By Aiddah Rotich

Faculty Mentor: Dr. Theresa Grana

Abstract

With the rise of global infections involving drug-resistant tuberculosis, first line drugs are at risk of becoming less effective in treatments leading to the need for new synthetic compounds. Therefore, a robust system of drug testing procedures is needed to test their efficacy against the airborne pathogen, M. tuberculosis. The focus of the project was adapting published assays and resources to test the effects of synthesized drugs on a model organism.

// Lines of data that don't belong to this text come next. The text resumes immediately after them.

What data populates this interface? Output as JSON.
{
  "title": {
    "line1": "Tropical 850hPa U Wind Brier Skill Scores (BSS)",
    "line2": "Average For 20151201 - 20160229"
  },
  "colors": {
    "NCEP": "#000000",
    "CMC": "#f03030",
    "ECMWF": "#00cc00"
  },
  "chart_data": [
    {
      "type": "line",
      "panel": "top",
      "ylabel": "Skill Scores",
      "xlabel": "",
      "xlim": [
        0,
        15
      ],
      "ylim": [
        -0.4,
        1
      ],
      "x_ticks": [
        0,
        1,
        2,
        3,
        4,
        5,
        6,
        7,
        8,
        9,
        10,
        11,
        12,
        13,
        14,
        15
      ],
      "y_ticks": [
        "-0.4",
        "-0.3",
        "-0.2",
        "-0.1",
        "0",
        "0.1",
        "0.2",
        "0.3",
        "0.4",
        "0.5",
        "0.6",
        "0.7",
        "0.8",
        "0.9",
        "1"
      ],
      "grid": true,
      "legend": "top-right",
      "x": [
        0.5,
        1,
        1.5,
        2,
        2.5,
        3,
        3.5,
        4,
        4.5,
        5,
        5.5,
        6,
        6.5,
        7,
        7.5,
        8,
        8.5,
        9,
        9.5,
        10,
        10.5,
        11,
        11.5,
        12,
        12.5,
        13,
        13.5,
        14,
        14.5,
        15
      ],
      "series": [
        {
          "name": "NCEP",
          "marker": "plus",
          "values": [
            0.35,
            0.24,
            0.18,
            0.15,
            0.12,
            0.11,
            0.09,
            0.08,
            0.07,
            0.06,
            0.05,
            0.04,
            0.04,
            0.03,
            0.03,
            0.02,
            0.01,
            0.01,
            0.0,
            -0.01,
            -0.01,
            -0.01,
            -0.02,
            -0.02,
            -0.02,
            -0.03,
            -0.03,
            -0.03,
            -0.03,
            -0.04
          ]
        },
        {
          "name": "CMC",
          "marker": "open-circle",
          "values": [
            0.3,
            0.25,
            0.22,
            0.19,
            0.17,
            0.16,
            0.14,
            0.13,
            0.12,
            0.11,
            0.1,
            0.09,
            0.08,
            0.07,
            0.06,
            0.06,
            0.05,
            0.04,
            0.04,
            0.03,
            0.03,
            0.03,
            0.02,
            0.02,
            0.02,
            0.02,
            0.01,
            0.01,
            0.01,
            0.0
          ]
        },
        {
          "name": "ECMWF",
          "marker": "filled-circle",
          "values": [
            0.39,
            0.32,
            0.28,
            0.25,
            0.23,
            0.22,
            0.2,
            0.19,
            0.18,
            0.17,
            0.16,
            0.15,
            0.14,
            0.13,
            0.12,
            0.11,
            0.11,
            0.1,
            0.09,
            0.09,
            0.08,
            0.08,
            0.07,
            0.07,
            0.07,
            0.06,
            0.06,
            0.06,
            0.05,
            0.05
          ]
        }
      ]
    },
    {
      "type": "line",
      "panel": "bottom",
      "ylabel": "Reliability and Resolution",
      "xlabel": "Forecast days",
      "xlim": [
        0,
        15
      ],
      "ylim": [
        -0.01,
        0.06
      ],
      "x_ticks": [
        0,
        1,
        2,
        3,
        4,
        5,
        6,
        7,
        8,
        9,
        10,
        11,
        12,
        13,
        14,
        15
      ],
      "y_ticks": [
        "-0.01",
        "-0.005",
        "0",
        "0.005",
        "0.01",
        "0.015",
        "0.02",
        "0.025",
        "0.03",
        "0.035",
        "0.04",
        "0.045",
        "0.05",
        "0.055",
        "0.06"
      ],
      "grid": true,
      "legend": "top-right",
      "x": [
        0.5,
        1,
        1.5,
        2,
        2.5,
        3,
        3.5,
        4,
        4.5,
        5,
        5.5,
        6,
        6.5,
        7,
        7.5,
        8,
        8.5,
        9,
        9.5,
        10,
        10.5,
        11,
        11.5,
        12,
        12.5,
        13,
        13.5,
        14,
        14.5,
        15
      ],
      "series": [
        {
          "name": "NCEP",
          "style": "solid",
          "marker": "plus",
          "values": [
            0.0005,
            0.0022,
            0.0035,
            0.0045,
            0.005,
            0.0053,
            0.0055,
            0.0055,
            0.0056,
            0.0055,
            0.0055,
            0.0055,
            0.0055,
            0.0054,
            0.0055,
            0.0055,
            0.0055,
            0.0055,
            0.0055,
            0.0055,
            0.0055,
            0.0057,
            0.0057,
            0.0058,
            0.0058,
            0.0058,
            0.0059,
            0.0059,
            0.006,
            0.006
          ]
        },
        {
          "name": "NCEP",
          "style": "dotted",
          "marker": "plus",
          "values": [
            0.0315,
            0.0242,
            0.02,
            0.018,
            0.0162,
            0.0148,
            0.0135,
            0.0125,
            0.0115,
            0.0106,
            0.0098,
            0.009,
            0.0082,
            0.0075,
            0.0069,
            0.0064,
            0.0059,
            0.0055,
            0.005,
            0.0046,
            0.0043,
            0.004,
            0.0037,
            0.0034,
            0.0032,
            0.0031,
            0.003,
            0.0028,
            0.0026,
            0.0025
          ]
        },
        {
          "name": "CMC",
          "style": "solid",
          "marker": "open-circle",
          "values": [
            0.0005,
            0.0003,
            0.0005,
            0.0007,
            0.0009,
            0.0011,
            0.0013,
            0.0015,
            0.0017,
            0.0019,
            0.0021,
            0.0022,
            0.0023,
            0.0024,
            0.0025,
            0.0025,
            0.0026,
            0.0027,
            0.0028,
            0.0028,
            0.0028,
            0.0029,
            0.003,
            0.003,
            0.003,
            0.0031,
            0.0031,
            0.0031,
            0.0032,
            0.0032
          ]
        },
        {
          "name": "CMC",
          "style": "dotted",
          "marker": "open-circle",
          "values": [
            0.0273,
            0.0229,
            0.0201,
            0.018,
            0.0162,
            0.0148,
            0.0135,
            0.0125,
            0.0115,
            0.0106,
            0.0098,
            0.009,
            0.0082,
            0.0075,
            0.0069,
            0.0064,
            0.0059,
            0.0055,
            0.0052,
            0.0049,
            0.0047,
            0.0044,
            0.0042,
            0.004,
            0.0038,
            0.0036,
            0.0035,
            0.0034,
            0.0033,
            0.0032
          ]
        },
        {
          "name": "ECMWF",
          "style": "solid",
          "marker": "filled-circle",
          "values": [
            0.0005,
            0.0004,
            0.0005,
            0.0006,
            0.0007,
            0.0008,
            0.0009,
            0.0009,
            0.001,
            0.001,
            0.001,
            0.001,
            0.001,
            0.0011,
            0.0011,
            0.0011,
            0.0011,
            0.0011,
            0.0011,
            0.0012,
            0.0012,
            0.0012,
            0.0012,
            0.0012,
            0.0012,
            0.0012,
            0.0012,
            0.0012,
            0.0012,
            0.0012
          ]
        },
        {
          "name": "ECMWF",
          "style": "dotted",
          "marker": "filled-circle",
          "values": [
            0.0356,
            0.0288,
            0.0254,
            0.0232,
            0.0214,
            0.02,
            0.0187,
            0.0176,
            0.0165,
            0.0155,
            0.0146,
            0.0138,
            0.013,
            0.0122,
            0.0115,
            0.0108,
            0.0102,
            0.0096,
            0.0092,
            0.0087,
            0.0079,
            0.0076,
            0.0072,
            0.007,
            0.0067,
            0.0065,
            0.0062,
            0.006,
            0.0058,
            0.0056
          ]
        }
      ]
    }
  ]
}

Mycobacterium aurum, a surrogate organism with similar genome profile to M. tuberculosis, was used during compound testing. The ten synthesized compounds that were tested are sulfonamide derivatives made using eco-friendly synthesis pathways. The 96-well plate broth dilution assay was applied to one of the derivatives to determine its minimum inhibitory concentration. This assay involved adding growth media, standardized bacteria culture in log-phase growth and a binary dilution series of the drug from 2000ug/ml to 0.06ug/ml to a 96-well plate. A resazurin fluorescent dye, Alamar blue, was applied to all wells and cell viability measured at 570nm. A spot-on agar assay was then conducted using all the ten synthesized compounds with first line drugs Isoniazid and Rifampin used as positive controls. Each drug compound’s dilution series 1:2 ranged from 1000ug/ml – 7.8ug/ml and was plated on an agar plate. While inconsistent results were produced after application of the 96 well plate format, more promising results are to be obtained from the spot-on agar assay. Although both methods are listed as valid methods for novel compound testing, each have their limitations and challenges. Further adaptations of the 96-well assay along with repeated trials are needed to obtain significant and reliable results.